Delroy Gordon was of like mind, stating that the clause is non-negotiable since it is numbered among the rules of the competition. Therefore, it is either the JCDC's way or the broad, potholed riddled stretch of asphalt - a choice that is left solely up to the potential contestant.

"The fact of the matter is JCDC is responsible for underwriting the production costs and all the contestants know this. It would be unfair to allow one or two persons to take their songs and use it as singles," reasoned Delroy Gordon.

Standing in the corner of the JCDC was entertainment lawyer Lloyd Stanbury, who has in time past legally represented the JCDC. "It is standard procedure; it's normal in the (music) business and in most cases it is a five-year re-recording contract," he said.

In defense of the even-handedness of the clause in question, Mr. Stanbury argued that since the JCDC has pumped funds into the project they should be given an exclusive period of time during which there is no competition from the same artiste with the same song on a different label.

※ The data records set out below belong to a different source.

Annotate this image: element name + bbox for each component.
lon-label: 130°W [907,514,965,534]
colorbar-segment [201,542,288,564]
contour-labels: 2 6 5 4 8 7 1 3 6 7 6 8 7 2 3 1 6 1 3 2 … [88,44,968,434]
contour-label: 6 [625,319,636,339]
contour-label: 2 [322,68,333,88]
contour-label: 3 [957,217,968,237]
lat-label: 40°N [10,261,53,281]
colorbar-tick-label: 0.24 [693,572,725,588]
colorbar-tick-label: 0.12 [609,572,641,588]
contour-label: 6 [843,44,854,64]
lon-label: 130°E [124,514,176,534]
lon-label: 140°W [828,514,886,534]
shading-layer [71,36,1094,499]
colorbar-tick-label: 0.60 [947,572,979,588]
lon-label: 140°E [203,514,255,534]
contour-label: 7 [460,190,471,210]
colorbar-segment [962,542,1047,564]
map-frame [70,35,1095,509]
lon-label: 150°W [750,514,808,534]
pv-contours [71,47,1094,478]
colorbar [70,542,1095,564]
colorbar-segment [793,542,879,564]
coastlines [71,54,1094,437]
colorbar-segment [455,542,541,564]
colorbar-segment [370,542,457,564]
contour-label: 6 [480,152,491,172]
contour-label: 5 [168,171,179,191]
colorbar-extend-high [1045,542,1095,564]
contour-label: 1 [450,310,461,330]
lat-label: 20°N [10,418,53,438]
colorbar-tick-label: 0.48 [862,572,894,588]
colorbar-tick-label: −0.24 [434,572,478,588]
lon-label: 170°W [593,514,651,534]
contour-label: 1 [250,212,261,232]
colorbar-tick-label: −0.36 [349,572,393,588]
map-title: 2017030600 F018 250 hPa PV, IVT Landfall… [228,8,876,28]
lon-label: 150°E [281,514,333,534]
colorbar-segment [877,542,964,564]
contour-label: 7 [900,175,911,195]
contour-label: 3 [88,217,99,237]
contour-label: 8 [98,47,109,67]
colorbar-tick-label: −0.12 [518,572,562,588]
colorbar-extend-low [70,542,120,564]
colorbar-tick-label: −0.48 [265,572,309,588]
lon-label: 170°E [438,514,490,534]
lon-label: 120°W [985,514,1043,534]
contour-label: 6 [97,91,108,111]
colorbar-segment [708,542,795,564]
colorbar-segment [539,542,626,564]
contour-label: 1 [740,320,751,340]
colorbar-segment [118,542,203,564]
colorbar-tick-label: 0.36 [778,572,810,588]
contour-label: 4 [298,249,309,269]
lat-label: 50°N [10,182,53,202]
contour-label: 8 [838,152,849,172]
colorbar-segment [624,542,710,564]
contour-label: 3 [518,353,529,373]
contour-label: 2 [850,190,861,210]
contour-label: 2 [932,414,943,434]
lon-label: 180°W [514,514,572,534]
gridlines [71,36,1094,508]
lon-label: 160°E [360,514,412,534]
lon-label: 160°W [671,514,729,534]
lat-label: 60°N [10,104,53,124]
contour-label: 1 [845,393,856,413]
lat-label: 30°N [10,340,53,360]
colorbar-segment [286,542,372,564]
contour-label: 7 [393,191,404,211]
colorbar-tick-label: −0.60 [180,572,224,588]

Nonetheless Gifton Smith, a member of the winning group Humming Birds, which won the inaugural competition in 1987, believes that the three-year long hiatus is too extensive. "It should be one year. That would be the fairest thing, because the crown lasts for one year so I don't see why it should last for two, three years."

In addition, Smith suggested that during that one year the JCDC would not be obligated to pay out royalties to the contestants, so as to offer them a better chance to recoup what they have invested.


On the other hand gospel songbird Nichole Robinson disagreed with Gifton Smith and George Gordon. The 2001 champion told The Sunday Gleaner that it is her personal conviction that the clause can cut on the straight and narrow.

"Personally I don't think it is unfair. Others may disagree with me big time, but that's my point of view. You would be surprised how a couple of years go by rather quickly," she said. The youthful Robinson also put forward the perspective that the three-year grace period is an equitable price to pay.

"For the sake of promotion and exposure it is a reasonable price to pay, because if it was not for the JCDC a lot of people wouldn't know Nichole Robinson on such a scale," she said, refusing to be numbered amongst those that are identified by the proverbial saying of 'biting the hand that feeds you'.

Bishop Everton Thomas from the Emmanuel Apostolic Church in Portmore and Nichole Robinson were in one accord, as he too does not see anything crooked about the three-year hiatus. "They go ahead and spend money to produce the songs, so from a business standpoint they will have to try and recoup what they have spent," reasoned the Bishop, who along with the aid of his friends was second to none save Glacia Robinson in 1998 staging of the contest.

All in all, Nichole Robinson probably best summed up the scenario when she pointed out that the end result is what matters the most. "It's a step down that pushes you up. It's one of the negatives that can be turned into a positive," conceded Nichole.